International students get taste of American tradition
More than 200 international students shared a meal Tuesday night – a meal that some don’t experience in their countries.
Ning Kuo was one of them.
Kuo, a native of Taiwan, enrolled at USF this year to study English at the English Language Institute (ELI). In his country, he said there’s no holiday dedicated to giving thanks.
“It’s a very interesting holiday because normally we don’t have a day in Taiwan to be thankful,” Kuo said with the help of a translator. “I believe that by being thankful we attract better things toward you and it makes you feel good.”
Students and faculty attended the Thanksgiving Celebration, sponsored by the ELI and USF International Affairs (IA), in the Marshall Student Center Ballroom.
After tasting the turkey, green bean casserole and pumpkin pie, Kuo said the turkey was his favorite.
“I did not like the stuffing but I liked the turkey, and everything else was OK,” Kuo said.
Helping his father operate his family’s civil engineering company in Taiwan is the reason Kuo came to America to learn English. After Kuo completes his program next year, he will return.
“I’m doing it for him,” Kuo said.
Kuo is a member of the Taiwanese Student Association, which he said made the adjustment to America easier.
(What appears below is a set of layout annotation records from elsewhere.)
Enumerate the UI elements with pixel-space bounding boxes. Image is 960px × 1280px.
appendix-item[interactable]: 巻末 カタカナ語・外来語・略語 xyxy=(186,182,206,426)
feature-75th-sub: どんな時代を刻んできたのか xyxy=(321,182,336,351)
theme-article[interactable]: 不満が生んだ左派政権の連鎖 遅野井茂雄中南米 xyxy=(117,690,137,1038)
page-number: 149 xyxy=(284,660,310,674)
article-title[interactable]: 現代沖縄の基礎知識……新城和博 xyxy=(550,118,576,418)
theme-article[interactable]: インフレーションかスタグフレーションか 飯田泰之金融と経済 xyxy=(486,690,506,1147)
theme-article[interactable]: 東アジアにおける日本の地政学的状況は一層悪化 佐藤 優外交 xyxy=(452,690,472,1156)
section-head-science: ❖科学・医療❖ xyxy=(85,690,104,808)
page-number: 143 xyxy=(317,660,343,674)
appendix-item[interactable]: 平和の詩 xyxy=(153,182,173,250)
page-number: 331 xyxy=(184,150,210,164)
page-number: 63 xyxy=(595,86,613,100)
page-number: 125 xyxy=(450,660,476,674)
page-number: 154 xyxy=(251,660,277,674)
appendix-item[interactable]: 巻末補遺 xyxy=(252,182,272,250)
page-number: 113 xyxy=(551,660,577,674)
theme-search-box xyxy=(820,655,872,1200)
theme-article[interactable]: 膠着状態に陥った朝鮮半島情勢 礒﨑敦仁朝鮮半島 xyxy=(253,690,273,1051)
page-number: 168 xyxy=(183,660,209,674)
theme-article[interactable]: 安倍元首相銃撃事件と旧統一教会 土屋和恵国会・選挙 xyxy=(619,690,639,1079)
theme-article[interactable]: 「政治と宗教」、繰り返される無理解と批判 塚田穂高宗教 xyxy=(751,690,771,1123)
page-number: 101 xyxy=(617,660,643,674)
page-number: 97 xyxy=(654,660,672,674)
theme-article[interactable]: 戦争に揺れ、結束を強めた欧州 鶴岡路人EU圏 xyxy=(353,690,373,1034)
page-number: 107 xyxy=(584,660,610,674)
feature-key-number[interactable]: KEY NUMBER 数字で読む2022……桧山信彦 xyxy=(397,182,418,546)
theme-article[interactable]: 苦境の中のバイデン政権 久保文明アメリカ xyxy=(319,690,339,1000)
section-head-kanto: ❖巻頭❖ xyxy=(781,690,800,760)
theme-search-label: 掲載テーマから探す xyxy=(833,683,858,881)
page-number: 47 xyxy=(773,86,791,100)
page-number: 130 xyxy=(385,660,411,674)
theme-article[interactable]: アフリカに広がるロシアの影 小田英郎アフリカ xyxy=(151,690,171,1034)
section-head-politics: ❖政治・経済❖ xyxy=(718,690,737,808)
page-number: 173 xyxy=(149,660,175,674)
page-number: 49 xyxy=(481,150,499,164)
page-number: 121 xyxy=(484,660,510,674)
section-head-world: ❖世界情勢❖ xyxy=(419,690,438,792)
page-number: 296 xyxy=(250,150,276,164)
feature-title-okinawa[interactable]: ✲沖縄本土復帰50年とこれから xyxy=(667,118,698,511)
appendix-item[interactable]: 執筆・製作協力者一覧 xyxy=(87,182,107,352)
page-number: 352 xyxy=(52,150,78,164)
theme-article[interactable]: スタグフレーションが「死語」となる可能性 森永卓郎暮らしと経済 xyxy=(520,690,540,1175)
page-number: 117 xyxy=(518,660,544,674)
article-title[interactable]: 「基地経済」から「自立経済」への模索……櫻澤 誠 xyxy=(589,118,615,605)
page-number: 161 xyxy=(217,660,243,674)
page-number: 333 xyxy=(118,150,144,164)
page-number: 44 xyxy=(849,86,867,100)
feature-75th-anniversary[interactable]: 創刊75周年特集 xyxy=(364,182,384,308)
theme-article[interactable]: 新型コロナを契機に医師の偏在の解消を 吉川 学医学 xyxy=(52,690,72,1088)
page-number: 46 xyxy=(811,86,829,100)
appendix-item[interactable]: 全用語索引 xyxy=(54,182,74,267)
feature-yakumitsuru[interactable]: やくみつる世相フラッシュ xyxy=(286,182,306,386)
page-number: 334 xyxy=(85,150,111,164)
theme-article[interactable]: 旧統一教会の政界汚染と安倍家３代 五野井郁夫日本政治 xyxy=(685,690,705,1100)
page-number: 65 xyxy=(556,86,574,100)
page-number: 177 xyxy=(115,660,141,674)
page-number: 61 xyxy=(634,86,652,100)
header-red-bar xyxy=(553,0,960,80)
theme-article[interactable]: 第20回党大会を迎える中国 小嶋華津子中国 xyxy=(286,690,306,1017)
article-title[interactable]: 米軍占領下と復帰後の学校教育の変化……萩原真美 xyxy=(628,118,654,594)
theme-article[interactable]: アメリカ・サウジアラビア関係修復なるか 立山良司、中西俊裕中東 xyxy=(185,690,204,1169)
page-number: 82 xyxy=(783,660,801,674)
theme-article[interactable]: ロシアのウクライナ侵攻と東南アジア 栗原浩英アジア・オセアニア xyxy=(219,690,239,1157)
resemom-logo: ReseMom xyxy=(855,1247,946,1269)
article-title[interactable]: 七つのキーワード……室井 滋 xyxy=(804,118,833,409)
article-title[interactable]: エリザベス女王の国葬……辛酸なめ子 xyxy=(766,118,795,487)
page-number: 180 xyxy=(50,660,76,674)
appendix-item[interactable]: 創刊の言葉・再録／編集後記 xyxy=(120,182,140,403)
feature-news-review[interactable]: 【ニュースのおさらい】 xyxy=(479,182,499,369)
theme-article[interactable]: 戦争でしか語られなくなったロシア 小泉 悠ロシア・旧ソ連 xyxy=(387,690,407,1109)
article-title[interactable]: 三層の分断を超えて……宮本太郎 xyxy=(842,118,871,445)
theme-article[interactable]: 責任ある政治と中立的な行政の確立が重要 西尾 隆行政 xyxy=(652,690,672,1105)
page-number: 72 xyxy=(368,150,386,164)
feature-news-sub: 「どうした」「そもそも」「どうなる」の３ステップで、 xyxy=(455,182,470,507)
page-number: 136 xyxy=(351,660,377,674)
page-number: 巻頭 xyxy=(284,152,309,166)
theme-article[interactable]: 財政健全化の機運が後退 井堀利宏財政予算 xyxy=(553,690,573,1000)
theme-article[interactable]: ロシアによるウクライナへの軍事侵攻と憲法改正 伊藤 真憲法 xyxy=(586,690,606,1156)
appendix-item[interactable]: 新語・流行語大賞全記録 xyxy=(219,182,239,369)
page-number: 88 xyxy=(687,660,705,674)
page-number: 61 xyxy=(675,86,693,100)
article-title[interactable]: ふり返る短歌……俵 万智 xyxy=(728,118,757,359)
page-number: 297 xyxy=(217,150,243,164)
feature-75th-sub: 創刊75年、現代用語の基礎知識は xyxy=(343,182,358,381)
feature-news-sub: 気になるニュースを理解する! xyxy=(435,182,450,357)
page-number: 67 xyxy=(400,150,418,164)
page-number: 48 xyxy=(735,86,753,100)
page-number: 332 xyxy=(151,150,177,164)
The Thanksgiving Celebration also served as a great way for him to meet people, he said.
Marcia Taylor, director of International Services, said the celebration is meant to show how diverse USF is, and people should become accustomed to every culture.
“Thanksgiving is a part of our shared culture experience and it holds a very special place in our hearts and even though there are common traditions associated with Thanksgiving – if you ask any American why they enjoy Thanksgiving, you’ll get many different answers,” Taylor said.
Krista Bittenbender, special programs coordinator for ELI, said the event was geared toward creating a sense of community.
The Thanksgiving celebration will be an annual event.
“We serve international students that are here in the U.S. to learn English so every fall we invite (international) students and ELI students to share in a traditional-styled Thanksgiving meal so they can understand what most Americans do for Thanksgiving,” Bittenbender said.